そういう必然的な綻びや汚れは、効率的な営みのために通常速やかに片付けられるが、様々な方法で「居直させる」こともできる。例えば記録や模倣や整頓などの介入、そのような作品によって。そうすることで、快適で幸福で不穏な生活の中にある、どうにもならない美しさを見ようとする。どうにもならない美しさと共に、生活に挑んでいく。


3. 並列的な時間と空間

環境というつかみどころのないものを捉えるために、画一的な観察は非常に役に立つ。ただそこにある状態を、名前のついた物質や現象に分けて、数値として記録し、整理することで、比較ができるようになる。比較ができるようになると、別の時間や空間を網目のように繋げたり、層のように重ねたりすることができる。

観察による点

「北海道と九州とオーストラリアとインドネシアを比べましょう」とか「50年前と今日と50年後を比べましょう」とか言われたら、何を?となってしまうが、「〜の年間平均気温を比べましょう」とか「〜の土壌の色/粒子/pH/炭素量/微生物叢etc.を比べましょう」であれば取り掛かりやすい。もちろん実際は分析の方法や精度云々の問題があり、そう簡単ではないのだが、それでもぼんやりとした環境なるものどうしをつなぐ点にはなる。
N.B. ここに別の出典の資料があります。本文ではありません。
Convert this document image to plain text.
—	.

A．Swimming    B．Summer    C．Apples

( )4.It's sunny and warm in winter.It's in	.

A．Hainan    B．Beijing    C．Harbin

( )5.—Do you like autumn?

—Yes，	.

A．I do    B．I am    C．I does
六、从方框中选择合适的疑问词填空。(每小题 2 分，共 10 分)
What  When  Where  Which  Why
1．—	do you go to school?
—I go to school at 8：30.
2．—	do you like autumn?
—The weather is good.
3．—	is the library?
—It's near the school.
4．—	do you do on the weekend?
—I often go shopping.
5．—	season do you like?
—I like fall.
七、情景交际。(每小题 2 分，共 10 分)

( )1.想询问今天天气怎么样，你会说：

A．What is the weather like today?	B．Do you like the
自然科学という枠組みを超えて、ここでいう「環境」を一番広い意味で捉えるならば、それを知り比較するための「点」はなんだってよくなる。色でも匂いでも音でも形でも動きでも、なんなら自分の感情でもいい。個人のレベルでは人は無意識にこういうことをしている。例えばある匂いを嗅いである光景を思い出すことは、匂いという点によって、個人の過去の経験が集合して現れている状態である。
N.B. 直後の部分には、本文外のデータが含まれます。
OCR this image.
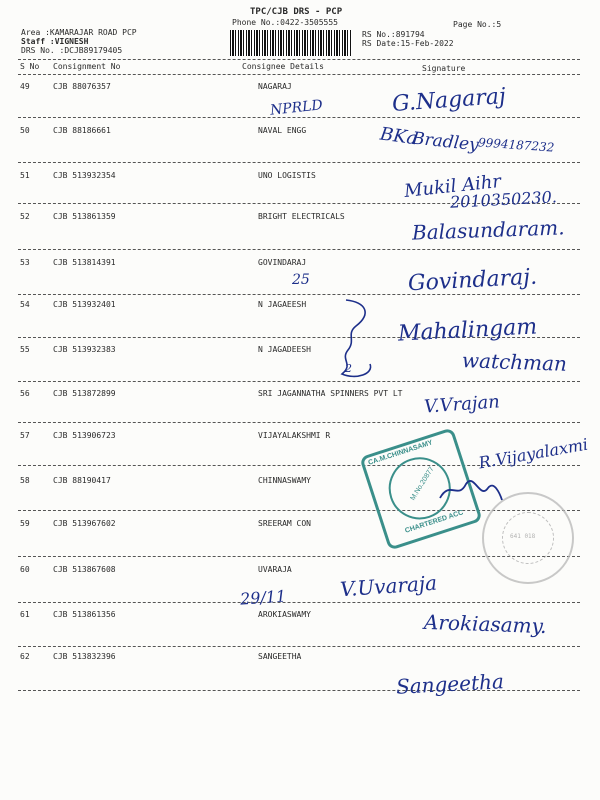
TPC/CJB DRS - PCP
Phone No.:0422-3505555	Page No.:5
Area :KAMARAJAR ROAD PCP
Staff :VIGNESH
DRS No. :DCJB89179405
RS No.:891794
RS Date:15-Feb-2022
S No Consignment No	Consignee Details	Signature
49	CJB 88076357	NAGARAJ
50	CJB 88186661	NAVAL ENGG
51	CJB 513932354	UNO LOGISTIS
52	CJB 513861359	BRIGHT ELECTRICALS
53	CJB 513814391	GOVINDARAJ
54	CJB 513932401	N JAGAEESH
55	CJB 513932383	N JAGADEESH
56	CJB 513872899	SRI JAGANNATHA SPINNERS PVT LT
57	CJB 513906723	VIJAYALAKSHMI R
58	CJB 88190417	CHINNASWAMY
59	CJB 513967602	SREERAM CON
60	CJB 513867608	UVARAJA
61	CJB 513861356	AROKIASWAMY
62	CJB 513832396	SANGEETHA
CA.M.CHINNASAMY
M.No.20877
CHARTERED ACC
641 018
NPRLD	G.Nagaraj
BKa
Bradley
9994187232
Mukil Aihr
2010350230.
Balasundaram.
25	Govindaraj.
2
Mahalingam
watchman
V.Vrajan
R.Vijayalaxmi
29/11	V.Uvaraja
Arokiasamy.
Sangeetha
しかし観察によるデータがすごいのは、この個人性から抜け出せることである。とりわけ発達した科学技術を用いた観察は、人間の知覚からも抜け出そうとする。

科学と技術は、目に見えないくらい小さいものも、止まって見えるくらい速いものも、数字にしないと存在すらわからないものも、観察できるようにしてきた。同時に、膨大なデータを保管して必要に応じて取り出す方法も、データを元に状態を再現する方法も作ってきた。その発展を支えたのは、社会の画一的な制御への要求だったかもしれないが、始まりはきっと好奇心だろう。「自分の身体で一生のうちに経験することのできない、しかしこの世界には存在しているらしい時間や空間や物事に、その片鱗に、触れられるのならば、世界はどう見えてしまうんだろう?私はどうなってしまうんだろう?」という。

自分で点をうつ

現代の生活には、画像やら文字やら数値やら、つかみどころのない世界に打たれた点としてのデータが溢れていて、自分でそれを増やすこともできる。その点は、今ここを快適に過ぎるために使うこともできるのだが、いくつもの時間と空間をいろんな方法で手繰り寄せるために使うこともできる。世界を手繰り寄せた実験や作品は、過ぎていく今ここを相対化し、比較できるようにする。それは今ここにとっての、警鐘にも救いにもなる。

この皮膚で感じる温度は、あのマグカップであり、9000km先の地表であり、1000年後の故郷である。今日撮った空の画像の色は、イタリアのワインであり、フクロウの眼であり、1億年前の海である。この物体の回転は、月の軌道であり、ATP合成酵素のモーターであり、盆踊りの輪である。

そういうことは、私個人にとっては救いのような気がする。デジタルなデータはその絶対さ故に無慈悲に、というか無邪気に、情報をつなぎ合わせる。つなぎ合わされた結果は私に、生の無意味さとかけがえのなさは同じことであり、結局私はどこにもおらず、どこにでもいるのだと思わせる。生きるならばその経験が欲しくて、作っている。